Coinbase launches its cryptocurrency debit card in six more countries in Europe
Digital currency exchange Coinbase announced Wednesday its Visa debit card is to launch in six more European countries after debuting in the U.K. in April.
The card allows users with Coinbase accounts to spend cryptocurrencies like bitcoin,
ethereum and litecoin in stores and online at any merchant that accepts Visa.
Coinbase U.K. CEO Zeeshan Feroz told CNBC in an interview the goal of the card is to make payments with digital currencies as seamless as paying with
“You can buy groceries on bitcoin and then coffee on litecoin right after,” he said.
As of Wednesday, the “Coinbase Card” will be available in Spain, Germany, France, Italy, Ireland and the Netherlands. Feroz said the card has seen “extremely strong take-up” since it launched in the U.K. in mid-April. He did not disclose specific figures but said the company “blew past” the initial 1,000 cards it offered users for free.
The card comes in a mobile app and syncs directly with Coinbase accounts. It is also available as a physical contactless card that can be used to withdraw cash from ATMs.
Users can decide which
cryptocurrency they would like to use to make a payment in the mobile app. Rather than paying retailers directly with crypto, Coinbase charges users a fee to convert fiat money, like the euro, into a digital currency.
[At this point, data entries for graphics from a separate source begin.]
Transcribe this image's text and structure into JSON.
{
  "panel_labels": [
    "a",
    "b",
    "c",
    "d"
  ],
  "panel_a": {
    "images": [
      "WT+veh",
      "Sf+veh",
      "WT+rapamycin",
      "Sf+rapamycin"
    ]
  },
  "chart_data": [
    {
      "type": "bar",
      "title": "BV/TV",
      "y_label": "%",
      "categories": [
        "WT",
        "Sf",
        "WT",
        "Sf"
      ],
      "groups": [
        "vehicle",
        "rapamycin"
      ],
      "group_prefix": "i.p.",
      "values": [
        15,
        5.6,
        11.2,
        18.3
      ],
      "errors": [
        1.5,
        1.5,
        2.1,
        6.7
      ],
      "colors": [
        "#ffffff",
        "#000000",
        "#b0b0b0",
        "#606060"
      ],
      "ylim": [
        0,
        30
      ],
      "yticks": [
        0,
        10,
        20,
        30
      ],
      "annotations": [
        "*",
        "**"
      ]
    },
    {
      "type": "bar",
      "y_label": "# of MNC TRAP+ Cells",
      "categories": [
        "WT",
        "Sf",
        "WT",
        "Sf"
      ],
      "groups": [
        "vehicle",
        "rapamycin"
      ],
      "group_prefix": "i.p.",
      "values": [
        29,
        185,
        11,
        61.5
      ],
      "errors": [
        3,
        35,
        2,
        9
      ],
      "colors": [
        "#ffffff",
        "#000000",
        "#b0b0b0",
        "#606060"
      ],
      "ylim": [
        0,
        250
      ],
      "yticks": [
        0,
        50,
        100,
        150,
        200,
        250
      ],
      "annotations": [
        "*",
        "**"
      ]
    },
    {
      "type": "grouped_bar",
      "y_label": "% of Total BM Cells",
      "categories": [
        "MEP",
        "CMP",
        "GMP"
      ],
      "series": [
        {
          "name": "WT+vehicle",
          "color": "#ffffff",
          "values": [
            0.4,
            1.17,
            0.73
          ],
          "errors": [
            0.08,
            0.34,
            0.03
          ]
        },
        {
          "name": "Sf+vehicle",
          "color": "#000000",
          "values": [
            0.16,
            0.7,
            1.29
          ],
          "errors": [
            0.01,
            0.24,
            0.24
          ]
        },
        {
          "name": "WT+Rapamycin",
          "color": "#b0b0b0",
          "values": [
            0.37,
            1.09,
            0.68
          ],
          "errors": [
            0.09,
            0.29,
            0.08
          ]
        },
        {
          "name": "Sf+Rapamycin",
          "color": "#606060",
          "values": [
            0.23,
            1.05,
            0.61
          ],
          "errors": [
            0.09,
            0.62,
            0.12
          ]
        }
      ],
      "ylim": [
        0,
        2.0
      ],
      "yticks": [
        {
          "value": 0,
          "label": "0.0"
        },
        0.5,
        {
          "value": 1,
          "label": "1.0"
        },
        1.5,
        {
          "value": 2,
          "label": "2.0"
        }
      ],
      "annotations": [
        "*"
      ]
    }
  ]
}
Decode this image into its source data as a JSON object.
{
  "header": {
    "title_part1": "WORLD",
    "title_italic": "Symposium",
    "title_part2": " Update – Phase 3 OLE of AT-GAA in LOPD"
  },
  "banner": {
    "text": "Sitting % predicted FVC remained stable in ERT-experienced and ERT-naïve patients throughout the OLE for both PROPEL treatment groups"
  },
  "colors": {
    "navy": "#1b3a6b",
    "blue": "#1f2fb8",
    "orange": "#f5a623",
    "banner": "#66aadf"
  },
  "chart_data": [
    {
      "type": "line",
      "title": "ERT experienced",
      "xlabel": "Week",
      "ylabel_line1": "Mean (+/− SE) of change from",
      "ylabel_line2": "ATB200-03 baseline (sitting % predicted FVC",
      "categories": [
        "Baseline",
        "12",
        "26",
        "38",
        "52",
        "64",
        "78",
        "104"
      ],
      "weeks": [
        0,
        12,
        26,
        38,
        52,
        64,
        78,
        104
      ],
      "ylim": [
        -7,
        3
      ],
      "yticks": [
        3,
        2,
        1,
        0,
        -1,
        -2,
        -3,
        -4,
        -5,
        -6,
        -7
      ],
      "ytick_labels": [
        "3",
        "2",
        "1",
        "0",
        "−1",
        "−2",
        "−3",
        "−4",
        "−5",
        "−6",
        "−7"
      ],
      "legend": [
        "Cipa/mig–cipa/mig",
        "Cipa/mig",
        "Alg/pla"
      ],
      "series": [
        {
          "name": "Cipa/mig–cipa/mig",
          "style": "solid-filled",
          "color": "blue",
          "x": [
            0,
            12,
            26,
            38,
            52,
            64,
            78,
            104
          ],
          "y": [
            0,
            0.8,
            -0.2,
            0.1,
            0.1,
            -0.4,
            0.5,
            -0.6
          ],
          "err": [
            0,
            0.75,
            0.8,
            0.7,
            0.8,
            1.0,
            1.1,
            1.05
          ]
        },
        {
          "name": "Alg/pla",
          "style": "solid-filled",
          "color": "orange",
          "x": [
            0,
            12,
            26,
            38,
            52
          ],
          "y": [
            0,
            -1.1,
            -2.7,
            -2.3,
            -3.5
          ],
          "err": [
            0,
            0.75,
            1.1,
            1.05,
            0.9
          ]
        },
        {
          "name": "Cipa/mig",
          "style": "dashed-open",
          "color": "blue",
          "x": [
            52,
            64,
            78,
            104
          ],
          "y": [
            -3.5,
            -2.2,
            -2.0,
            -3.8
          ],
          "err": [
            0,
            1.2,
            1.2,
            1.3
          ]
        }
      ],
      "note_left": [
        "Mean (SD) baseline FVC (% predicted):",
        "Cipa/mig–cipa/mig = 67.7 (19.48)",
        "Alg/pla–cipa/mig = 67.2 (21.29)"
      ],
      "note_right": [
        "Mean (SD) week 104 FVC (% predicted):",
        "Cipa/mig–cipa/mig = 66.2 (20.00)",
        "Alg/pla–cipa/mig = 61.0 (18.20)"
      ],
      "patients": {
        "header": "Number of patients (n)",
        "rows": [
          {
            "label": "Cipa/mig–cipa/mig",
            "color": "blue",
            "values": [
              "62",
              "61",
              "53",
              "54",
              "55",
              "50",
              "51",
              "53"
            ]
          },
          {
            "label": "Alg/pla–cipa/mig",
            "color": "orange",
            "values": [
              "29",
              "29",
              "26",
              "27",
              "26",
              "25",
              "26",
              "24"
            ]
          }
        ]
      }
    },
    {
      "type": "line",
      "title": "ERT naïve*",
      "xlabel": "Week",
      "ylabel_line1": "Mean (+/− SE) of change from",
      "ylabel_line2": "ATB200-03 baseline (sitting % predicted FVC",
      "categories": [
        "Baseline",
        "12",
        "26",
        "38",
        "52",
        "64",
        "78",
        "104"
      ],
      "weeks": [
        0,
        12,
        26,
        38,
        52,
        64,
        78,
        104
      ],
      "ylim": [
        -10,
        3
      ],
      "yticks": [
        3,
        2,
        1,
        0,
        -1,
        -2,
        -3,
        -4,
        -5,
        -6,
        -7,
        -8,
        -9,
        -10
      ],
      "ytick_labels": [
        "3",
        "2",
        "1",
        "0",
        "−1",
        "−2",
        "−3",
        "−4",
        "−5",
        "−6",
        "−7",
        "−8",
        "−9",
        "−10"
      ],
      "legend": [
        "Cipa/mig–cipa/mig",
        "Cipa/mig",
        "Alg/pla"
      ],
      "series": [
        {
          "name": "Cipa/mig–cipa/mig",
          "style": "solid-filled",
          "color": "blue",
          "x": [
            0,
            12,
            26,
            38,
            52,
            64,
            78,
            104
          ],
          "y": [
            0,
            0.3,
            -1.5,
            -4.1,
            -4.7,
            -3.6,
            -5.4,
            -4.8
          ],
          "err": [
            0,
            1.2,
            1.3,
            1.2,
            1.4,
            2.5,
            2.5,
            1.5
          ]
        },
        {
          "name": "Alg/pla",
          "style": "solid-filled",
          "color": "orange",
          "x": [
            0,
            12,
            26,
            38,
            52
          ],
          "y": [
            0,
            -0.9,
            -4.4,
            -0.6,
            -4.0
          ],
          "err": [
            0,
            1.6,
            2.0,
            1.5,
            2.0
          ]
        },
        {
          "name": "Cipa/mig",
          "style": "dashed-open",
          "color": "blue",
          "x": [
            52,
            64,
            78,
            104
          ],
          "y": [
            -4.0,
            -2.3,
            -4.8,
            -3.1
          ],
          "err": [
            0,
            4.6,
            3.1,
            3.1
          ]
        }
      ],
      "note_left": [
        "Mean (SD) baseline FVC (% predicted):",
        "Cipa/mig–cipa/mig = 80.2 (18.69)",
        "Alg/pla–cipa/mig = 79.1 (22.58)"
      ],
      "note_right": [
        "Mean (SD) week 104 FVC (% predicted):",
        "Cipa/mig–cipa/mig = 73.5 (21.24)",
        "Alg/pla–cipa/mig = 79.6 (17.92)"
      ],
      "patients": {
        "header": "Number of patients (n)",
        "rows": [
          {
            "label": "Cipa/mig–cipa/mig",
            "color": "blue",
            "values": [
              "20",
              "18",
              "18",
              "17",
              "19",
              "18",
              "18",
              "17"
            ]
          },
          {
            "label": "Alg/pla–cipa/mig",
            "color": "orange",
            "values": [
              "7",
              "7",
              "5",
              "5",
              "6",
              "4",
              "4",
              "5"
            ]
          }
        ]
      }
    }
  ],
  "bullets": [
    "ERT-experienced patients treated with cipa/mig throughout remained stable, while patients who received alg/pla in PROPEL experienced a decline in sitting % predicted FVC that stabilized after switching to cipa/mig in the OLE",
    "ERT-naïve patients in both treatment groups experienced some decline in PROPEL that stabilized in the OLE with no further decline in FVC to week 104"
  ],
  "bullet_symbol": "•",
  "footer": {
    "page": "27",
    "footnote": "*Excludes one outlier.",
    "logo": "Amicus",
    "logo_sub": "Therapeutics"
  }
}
Start-ups, banks and tech companies are increasingly trying to make crypto payments and
trading more accessible. Coinbase rival Binance, one of the world’s largest cryptocurrency exchanges, partnered with fintech firm Simplex to offer debit and credit card payments with crypto earlier this year.
Fintech start-ups like Revolut in the U.K. and Square in the U.S. already offer crypto trading on their platforms, while Facebook will reportedly launch its own cryptocurrency later this month.
California-headquartered Coinbase was most recently valued at $8 billion, according to CB Insights. The company is viewed by some in Silicon Valley as a poster child for the volatile cryptocurrency market. Amid a slump in prices for digital currencies earlier this year, Coinbase reportedly laid off more than a dozen workers in its Chicago office.
Feroz said Coinbase hopes to expand the card into other markets but needs to find the right banking partners.
“We will be looking at all of our key markets including the U.S.,” he said.